Jeremy sees visions when he doesn’t take his medication. Liz likes the visions (I did not care for the visions section of the book as I thought it was too much, and a little overbearing) and is a little sad when he starts taking his meds. He also has a weird gift–he can sing (30 seconds at a time) backwards any song that he hears. If you play it in reverse on a tape recorder, it sounds perfect.
Jeremy proves to be a boon to Liz as her family starts coming around to meet the mysterious man, and she finds that she actually enjoys having someone spend the night. She even befriends (sort of) the Dwarf boss when he hears of Jeremy’s singing gift. However, the MS is quite serious and Jeremy is quickly getting worse.
The story is written seven years in the future from when Jeremy came into her life–which was the year of the Hale-Bopp comet (which features heavily but has no direct payoff). Seven years down the line, Liz is alone again. But on the night she began writing this, she had two strange things happen–a meteorite fell out of the sky and landed right in front of her. And, she received call from the German police to see if she recognized a man that they had in custody.
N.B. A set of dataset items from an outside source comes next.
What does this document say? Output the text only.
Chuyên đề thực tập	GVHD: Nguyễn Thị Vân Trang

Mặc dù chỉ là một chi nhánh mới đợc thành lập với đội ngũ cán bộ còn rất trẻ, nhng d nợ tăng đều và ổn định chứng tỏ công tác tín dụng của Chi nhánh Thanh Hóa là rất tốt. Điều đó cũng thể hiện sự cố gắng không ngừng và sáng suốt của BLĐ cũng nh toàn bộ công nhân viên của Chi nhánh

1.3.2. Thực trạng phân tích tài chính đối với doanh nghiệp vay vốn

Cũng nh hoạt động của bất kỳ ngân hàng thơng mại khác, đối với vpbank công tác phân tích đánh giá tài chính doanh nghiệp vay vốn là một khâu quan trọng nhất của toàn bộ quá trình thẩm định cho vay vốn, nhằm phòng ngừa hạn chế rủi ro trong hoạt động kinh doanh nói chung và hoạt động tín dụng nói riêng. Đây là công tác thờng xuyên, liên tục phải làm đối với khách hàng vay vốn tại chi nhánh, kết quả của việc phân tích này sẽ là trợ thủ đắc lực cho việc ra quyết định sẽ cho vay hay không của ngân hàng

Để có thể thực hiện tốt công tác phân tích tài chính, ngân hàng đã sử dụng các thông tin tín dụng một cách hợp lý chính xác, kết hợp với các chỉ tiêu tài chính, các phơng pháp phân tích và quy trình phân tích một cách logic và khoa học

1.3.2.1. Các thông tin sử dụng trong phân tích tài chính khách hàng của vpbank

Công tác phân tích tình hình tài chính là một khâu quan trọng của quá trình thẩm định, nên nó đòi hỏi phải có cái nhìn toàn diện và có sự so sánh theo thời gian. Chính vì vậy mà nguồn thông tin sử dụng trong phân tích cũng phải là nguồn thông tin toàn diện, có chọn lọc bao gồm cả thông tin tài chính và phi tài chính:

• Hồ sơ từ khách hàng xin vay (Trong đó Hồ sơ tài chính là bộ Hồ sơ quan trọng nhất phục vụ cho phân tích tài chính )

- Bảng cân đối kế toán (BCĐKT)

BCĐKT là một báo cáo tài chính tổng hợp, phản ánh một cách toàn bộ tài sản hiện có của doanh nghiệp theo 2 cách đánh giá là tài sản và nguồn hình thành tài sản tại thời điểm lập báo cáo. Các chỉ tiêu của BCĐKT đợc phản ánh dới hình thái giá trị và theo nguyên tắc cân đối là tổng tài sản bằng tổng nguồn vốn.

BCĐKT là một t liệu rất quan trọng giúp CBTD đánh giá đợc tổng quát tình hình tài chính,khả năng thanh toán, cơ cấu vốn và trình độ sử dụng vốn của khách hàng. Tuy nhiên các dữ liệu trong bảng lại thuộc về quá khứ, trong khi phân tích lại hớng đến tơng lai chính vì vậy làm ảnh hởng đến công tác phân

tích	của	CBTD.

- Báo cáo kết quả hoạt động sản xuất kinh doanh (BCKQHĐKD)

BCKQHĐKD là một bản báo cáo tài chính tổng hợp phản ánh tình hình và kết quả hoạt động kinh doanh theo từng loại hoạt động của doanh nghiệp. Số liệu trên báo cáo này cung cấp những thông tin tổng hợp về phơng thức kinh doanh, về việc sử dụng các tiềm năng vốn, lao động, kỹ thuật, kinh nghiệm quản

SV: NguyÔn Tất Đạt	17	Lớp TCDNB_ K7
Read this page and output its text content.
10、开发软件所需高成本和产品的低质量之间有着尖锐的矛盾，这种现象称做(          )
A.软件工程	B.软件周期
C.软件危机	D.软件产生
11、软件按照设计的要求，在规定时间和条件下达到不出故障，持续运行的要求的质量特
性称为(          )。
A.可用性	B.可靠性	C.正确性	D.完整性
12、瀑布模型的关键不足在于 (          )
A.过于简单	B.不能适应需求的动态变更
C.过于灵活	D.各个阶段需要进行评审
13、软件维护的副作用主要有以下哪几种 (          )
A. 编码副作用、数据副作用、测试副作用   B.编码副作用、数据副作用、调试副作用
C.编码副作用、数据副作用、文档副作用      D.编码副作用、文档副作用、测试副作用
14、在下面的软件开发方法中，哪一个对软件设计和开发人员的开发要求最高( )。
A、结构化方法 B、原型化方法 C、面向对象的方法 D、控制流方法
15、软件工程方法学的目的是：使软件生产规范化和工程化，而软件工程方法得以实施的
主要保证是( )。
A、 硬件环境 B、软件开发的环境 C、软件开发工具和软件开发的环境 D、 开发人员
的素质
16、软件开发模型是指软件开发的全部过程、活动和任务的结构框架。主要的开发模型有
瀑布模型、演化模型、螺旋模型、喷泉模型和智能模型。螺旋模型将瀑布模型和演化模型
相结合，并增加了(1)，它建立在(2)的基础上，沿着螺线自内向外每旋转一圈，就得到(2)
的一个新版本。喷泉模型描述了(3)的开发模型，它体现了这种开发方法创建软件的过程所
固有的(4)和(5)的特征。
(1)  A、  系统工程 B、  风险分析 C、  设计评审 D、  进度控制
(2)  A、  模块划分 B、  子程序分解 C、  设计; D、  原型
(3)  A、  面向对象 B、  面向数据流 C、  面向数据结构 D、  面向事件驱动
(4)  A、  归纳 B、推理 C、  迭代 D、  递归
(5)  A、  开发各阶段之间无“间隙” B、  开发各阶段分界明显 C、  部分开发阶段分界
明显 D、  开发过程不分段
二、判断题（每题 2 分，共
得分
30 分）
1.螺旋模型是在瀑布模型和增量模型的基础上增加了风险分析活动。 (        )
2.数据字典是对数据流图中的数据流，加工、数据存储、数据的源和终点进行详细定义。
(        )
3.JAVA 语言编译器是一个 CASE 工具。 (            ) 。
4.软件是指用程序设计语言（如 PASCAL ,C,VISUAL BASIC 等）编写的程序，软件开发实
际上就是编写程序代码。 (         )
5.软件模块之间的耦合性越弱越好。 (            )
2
When the policeman sends her a jpeg of the man’s photo she instantly recognizes him and thus begins the end of her story. She decides to go to Austria to confront her past and her future.
And that’s when Coupland has a little fun. When Liz lands in Europe, all hell breaks loose and the story goes a little nutty (in a pretty good way). Then she meets the policeman who contacted her and decides that Austria is not so bad. Things end in a few unexpected places.
Although this story was a little too mopey at times, there was a lot of humor and joy trying to break the facade of loneliness. And I ultimately enjoyed it quite a lot.